Tercih sürecinde en önemli unsurun adayların kendilerine uygun mesleği seçmeleri olduğunu kaydeden Ünal Erdem Elli, “Öğrenciler için en önemli ikilemlerden biri tercihlerinde meslek seçimine mi, yoksa okul seçimine mi öncelik vermeleri gerektiği konusudur. Önceliğin her zaman yapmak istedikleri meslek olması gerektiğini düşünüyorum. Meslek bir insanın kimliğinin en önemli unsurlarından biri. 17-18 yaşlarındaki gençler bir meslek tercihi yapmak durumunda kalıyorlar. Bununla ilgili düşünme sürecine ihtiyaçları var. Öğrenciler, hedefledikleri meslek dallarında çalışan kimselerden birtakım bilgiler alabilirler. Bunu sağlayabildikleri takdirde kendilerine en uygun meslekleri seçebilirler” diye konuştu.

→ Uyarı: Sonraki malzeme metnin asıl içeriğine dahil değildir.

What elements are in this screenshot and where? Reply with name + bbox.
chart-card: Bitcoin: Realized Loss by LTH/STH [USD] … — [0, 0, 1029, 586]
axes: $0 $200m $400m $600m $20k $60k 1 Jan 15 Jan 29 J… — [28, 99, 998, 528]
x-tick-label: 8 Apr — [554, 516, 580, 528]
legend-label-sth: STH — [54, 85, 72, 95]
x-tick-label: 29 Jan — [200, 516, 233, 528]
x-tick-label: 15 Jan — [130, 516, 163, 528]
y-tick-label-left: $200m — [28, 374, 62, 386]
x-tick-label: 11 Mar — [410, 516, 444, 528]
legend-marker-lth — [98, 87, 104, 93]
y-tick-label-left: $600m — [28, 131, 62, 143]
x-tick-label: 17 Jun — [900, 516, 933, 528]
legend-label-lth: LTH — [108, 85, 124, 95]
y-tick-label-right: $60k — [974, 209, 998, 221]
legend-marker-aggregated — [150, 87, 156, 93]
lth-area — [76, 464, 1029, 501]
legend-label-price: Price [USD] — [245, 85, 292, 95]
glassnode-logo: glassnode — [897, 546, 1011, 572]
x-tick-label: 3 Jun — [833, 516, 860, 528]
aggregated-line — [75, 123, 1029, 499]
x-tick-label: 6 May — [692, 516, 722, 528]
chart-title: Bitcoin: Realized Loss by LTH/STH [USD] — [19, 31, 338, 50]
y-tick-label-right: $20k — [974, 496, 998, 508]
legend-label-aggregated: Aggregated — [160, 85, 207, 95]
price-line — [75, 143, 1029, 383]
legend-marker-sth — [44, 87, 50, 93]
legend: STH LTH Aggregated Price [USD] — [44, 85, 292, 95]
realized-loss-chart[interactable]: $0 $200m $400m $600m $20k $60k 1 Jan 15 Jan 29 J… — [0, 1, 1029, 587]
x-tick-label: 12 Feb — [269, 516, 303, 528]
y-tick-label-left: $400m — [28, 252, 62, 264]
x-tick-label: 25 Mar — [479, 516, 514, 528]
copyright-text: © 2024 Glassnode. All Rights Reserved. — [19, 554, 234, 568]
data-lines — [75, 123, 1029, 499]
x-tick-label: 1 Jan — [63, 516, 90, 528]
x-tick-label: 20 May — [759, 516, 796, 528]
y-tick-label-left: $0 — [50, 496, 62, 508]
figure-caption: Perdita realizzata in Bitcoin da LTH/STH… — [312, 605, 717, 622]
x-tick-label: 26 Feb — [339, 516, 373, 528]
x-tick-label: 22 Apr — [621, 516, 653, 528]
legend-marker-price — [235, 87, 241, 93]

Tercihin başarı sıralamasına göre yapılması gerek
Tercihin, başarı sıralamasına göre yapılması gerektiğini belirten Elli, “Bu bir sıralama sınavı ve tercih yaparken önceliği sınav puanından ziyade sıralamaya vermeleri gerekiyor. Daha önceki yıllarda yapılmış tercihlere bakarak, daha düşük sıralamayla aday kabul etmiş üniversiteleri başa koymak üzere bir tercih sıralaması yapmaları gerekiyor. Sıralamayı kendi başarı sıralamalarına uygun aralıkta yaparlarsa açıkta kalmayacaklardır. Listelerini bir tercih danışmanı ile hazırlamalarında fayda var” şeklinde konuştu.

“Aday, okul ile hedeflerinin uyumuna baksın”
Okul seçiminde adayların dikkat etmeleri gereken noktalara değinen İstanbul Gelişim Üniversitesi Psikolojik Danışmanlık Birimi Koordinatörü Klinik Psikolog Ünal Erdem Elli, “Eğer ki adayın yurt dışı gibi hedefi varsa tercih edeceği üniversitenin uluslararası projelerinin olup olmadığına bakmalı. Bir üniversite uluslararasılaşma ile uluslararası kuruluşlarla birtakım iş birlikleri yapıyorsa onlar tarafından değerlendirilmeyi tercih etmiş olur. Uluslararasılaşma projesi olan bir üniversitenin sahip olması gereken birtakım nitelikler de var. Bunların başında saygın akreditasyon kuruluşları tarafından akredite edilmek geliyor. Bu, üniversitenin uluslararasılaşmasının tescillenmesi anlamına geliyor. Aynı zamanda da diplomanın geçerliliği, yurt dışında çalışmak ve yüksek lisans eğitimi için büyük katkı sağlıyor. Gelecekte mesleğini yapmak isteyen öğrenceler ise uygulama alanında çalışan hocaların öz geçmişlerine, yaptıkları çalışmalara baksınlar. Aynı zamanda öğrencilik sürecinde aktif bir şeklide onlarla etkileşim halinde olmaları gerekiyor” ifadelerinde bulundu.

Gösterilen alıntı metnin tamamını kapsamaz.